We introduce a novel algorithm, $\textit{COD}$ -- Compact Opacity Distribution, for shape reconstruction of a celestial body that has been observed to occult a star, using the photometric time-series observations of the occultation. $\textit{COD}$ finds a solution to the light-curve inversion problem for an optically thick occulter having an approximately convex shape, together with an estimate of its size, impact parameter and velocity, relative to the occulted star. The algorithm is based on an optimization scheme that uses topological constraints and an objective function for the geometry of the occulter. The constraints of the problem follow linear relations, which enable the use of linear programming optimization as the mathematical framework. Multiple tests of the algorithm were performed, all of which resulted in high correlations between the simulated and obtained shapes of the occulting objects, with errors within $5\%$ in their projected velocities and horizontal sizes, and within $0.1$ in their impact parameters. These tests include a video of a solar eclipse by Phobos, as seen by NASA's Curiosity rover, which was collapsed into its corresponding light curve and reconstructed afterwards.
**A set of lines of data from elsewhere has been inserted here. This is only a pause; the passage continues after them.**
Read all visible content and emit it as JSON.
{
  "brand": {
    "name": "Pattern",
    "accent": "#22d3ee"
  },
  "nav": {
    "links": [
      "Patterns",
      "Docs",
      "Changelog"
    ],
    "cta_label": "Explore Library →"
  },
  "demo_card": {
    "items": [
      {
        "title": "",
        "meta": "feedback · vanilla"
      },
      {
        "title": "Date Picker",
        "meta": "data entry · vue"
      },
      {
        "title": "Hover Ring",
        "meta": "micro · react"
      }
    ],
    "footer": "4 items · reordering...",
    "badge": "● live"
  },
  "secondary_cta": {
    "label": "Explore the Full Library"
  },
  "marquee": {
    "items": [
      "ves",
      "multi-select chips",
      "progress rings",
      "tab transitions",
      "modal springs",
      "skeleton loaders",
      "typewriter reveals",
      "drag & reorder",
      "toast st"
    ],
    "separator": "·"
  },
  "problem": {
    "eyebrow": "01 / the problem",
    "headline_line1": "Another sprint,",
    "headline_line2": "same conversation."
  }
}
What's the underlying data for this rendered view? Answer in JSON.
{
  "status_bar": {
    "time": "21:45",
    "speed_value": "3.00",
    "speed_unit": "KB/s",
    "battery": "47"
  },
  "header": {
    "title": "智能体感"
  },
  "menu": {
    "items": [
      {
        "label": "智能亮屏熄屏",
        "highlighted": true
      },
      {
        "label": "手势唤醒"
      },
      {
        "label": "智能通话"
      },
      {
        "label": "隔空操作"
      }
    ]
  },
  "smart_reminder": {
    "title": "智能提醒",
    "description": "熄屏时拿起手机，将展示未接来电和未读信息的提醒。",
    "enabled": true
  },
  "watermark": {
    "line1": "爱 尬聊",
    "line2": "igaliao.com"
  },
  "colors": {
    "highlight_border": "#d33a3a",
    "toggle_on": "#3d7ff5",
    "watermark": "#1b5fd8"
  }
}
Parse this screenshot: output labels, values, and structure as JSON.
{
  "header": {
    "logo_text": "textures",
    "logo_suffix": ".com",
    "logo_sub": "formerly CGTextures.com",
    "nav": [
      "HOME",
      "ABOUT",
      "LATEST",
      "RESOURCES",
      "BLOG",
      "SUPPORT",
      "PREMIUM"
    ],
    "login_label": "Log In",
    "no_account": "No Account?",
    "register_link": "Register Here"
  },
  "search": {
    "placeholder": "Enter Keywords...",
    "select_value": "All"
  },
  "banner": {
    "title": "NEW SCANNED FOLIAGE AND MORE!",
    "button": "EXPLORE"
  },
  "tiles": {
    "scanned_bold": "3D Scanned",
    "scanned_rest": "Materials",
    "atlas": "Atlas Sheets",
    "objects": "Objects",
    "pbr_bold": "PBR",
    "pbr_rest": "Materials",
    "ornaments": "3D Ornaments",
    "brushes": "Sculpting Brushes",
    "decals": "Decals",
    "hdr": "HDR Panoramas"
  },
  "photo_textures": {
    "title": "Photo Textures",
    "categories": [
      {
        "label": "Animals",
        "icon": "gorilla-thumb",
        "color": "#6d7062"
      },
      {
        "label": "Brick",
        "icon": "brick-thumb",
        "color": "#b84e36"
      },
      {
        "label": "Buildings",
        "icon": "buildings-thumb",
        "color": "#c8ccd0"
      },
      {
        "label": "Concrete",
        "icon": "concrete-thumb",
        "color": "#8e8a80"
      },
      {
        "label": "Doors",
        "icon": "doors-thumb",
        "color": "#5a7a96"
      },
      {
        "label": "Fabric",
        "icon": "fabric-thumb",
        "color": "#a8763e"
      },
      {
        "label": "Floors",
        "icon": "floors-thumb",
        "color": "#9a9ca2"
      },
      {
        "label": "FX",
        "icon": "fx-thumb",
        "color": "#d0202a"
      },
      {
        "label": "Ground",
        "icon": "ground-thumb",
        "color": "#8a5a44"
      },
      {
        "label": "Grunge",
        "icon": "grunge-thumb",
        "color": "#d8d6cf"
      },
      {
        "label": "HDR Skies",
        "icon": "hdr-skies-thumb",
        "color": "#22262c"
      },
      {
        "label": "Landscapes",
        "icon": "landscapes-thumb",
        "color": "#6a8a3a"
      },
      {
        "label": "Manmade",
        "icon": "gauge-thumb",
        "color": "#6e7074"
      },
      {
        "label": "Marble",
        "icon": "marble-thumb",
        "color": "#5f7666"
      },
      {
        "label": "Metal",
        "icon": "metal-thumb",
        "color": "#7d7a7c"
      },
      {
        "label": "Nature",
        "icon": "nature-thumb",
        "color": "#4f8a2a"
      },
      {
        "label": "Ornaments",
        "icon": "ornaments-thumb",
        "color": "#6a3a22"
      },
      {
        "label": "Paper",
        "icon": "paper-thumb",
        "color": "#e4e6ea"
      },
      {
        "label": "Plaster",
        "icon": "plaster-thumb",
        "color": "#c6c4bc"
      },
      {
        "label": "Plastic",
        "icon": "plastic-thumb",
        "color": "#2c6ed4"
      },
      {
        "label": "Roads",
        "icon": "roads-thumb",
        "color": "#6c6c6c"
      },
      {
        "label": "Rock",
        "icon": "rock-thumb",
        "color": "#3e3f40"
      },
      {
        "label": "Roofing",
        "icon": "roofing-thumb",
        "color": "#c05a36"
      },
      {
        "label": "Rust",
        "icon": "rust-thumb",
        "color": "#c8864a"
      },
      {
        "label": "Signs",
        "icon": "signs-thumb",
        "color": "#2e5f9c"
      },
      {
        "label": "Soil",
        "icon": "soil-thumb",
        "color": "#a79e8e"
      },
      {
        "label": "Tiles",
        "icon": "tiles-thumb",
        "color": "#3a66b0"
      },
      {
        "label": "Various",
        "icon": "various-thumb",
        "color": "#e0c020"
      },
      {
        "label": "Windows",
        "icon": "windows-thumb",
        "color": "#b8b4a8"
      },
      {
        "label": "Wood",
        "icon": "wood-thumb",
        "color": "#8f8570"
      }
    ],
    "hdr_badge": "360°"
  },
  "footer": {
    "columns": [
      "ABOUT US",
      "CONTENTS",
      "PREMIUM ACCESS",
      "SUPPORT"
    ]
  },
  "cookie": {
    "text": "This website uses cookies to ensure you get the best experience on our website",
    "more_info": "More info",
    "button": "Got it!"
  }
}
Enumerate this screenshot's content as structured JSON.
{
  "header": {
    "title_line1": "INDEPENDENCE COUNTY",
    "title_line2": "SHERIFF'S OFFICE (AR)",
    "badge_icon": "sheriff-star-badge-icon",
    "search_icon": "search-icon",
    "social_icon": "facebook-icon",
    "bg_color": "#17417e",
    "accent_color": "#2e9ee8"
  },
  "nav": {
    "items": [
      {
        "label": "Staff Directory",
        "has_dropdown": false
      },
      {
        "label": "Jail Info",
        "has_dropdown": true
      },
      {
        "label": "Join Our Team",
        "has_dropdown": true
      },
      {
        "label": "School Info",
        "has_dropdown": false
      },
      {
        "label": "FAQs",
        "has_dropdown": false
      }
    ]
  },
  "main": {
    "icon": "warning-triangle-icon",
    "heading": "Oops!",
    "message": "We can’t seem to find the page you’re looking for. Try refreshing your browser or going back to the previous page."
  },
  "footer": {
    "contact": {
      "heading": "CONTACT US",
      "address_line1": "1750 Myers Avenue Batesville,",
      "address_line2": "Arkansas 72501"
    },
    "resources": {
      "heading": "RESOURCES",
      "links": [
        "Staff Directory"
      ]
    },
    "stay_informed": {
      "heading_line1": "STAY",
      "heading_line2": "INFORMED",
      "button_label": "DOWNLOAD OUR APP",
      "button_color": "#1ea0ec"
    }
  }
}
We applied $\textit{COD}$ to the mysterious case of VVV-WIT-08 -- a single deep occultation ($\sim 96 \%$) of a giant star lasting for over 200 days. The analysis, which did not assume any specific shape of the occulter, suggested an object with a projected opacity distribution resembling an ellipse with an eccentricity of $\sim 0.5$, tilted at $\sim 30$ degrees relative to the direction of motion, with a semi-minor axis similar to the stellar radius.